Meu pai é um exemplo. Cresci acostumado a ver seu pequeno ritual antes de cada almoço: colocar uma pimenta vermelha da cor do inferno no seu prato e picá-la pacientemente em pedaços milimétricos, antes de comê-los um por um. Pura. Sem comida, sem nada. Apenas a pimenta. Aposto que se minha mãe não estivesse olhando, ele ainda colocaria molho de pimenta em cima da pimenta “para dar um gostinho”.

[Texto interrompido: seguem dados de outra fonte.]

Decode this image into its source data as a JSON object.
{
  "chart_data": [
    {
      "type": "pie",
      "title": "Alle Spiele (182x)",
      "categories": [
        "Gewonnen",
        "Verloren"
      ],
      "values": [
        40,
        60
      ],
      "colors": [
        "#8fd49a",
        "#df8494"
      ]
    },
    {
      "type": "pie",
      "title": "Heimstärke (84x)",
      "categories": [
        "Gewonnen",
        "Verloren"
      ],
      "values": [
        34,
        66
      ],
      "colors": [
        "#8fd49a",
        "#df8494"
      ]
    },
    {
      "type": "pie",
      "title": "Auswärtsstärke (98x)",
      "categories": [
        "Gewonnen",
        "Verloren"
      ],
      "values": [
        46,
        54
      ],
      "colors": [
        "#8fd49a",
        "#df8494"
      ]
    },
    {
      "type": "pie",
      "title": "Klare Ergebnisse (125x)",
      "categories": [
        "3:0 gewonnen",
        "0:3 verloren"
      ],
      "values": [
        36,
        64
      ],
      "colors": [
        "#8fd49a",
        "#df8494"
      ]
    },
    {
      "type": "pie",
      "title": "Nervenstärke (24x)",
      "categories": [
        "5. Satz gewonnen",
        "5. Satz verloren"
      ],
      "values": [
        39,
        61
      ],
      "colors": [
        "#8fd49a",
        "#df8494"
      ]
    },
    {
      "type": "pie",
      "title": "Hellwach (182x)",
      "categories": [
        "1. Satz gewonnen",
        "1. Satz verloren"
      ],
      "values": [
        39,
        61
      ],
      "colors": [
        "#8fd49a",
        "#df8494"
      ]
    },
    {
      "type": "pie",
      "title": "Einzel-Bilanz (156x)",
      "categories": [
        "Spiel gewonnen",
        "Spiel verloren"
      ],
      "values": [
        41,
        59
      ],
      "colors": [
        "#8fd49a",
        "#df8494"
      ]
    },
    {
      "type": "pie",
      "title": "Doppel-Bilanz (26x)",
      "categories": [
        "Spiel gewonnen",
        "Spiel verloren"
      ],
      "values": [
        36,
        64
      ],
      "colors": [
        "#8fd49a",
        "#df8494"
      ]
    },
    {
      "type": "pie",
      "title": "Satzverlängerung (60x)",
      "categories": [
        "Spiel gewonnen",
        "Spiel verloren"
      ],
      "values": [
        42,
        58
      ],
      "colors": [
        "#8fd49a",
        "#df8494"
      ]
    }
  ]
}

Mas isso não é nada perto do meu avô, pai de meu pai. Tive muito pouco contato com ele, mas reza a lenda que ele, sergipano, era capaz de beber um copo de lava vulcânica sem sequer transpirar. Para desgosto da minha avó, ele levava uma pimenta escondida no bolso em festas de casamento, para dar um “sabor especial” aos salgadinhos servidos no coquetel.

Perto dos dois, sou um amador. Mas confesso que, depois dos 30, meu apreço por pimenta começou a aparecer, mas numa forma muito mais civilizada. Normalmente, uso molho – daqueles industrializados mesmo – em alguns pratos. Na verdade, nem são pratos, mas sim coisas como coxinha e pastéis. E pipoca.

Eu sou absurdamente maluco por pimenta na pipoca. Se eu me sento com uma bacia de pipoca em casa, eu obrigatoriamente estou com o vidrinho de pimenta ao lado. No cinema, não faço isso, mas somente porque eu não posso levar o vidrinho de pimenta junto comigo para a sala – sim, eu já tentei e não deixaram.

Então, pipoca com pimenta, só em casa. E a coisa funciona assim. Como meia dúzia, coloco pimenta na parte de cima. Como outra meia dúzia, coloco mais pimenta na parte de cima. Quando já comi metade, estou com a careca encharcada de suor e as pipocas que restam estão encharcadas de pimenta – e eu continuo colocando mais molho. E não bebo nada durante o processo. Fico ali, encharcado de suor, me desafiando a terminar a bacia de pipoca com pimenta (que normalmente se transforma em pimenta com pipoca) sem beber nada.

É quase algo obsessivo.

Não, minto. É uma disfunção familiar.

E é da pimenta que vem meu gosto pela culinária mexicana. O dia em que descobri os jalapeños minha vida mudou. Coloco um na boca e fico ali, sentindo o sabor, a língua queimando. E adoro.

Seria algo normal se não fosse pela maldita herança genética. Provavelmente, meu avô chuparia jalapeños como se fossem balas, e isto está no meu código genético. Tanto que uma vez cheguei a colocar três de uma só vez na boca e quase fui expulso do restaurante, minutos depois, porque o gerente estranhou a fumaça que saía da minha boca e achou que eu estava fumando escondido na mesa.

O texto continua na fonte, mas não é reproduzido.